Durante la posguerra, Japón solo había acogido una vez un funeral de Estado para un ex primer ministro, se trata Shigeru Yoshida en 1967, que lideró la recuperación del país tras la Segunda Guerra Mundial.

La Agencia Nacional de Policía de Japón ha movilizado hasta 20.000 agentes para reforzar la estricta seguridad en la capital, especialmente en torno a la sala Nippon Budokan, donde se celebró la ceremonia.

Mientras tanto, en un parque cercano al lugar de celebración, un gran número de personas se reunió para depositar flores desde primera hora de la mañana.

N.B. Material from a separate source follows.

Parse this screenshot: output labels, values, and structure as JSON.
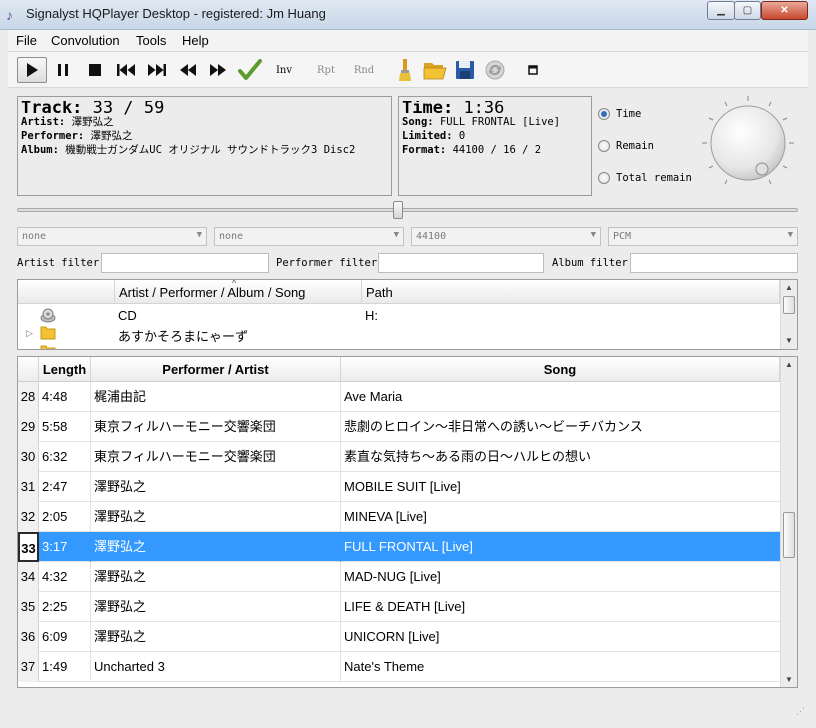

Los opositores al funeral han celebrado repetidamente concentraciones frente a la oficina del primer ministro, el edificio del parlamento y otros lugares, y han presentado demandas judiciales exigiendo que se elimine el evento.

A principios de este mes, un hombre se prendió fuego en una calle cercana a la oficina del primer ministro, según la policía, aparentemente con la intención de suicidarse en protesta por el funeral de Estado previsto.

Se estima que el funeral le costará a Japón más de 1.600 millones de yenes (11 millones de dólares).

Los presentes en la ceremonia

Durante el servicio, el primer ministro Fumio Kishida y su predecesor Yoshihide Suga pronunciaron sendos discursos en su memoria.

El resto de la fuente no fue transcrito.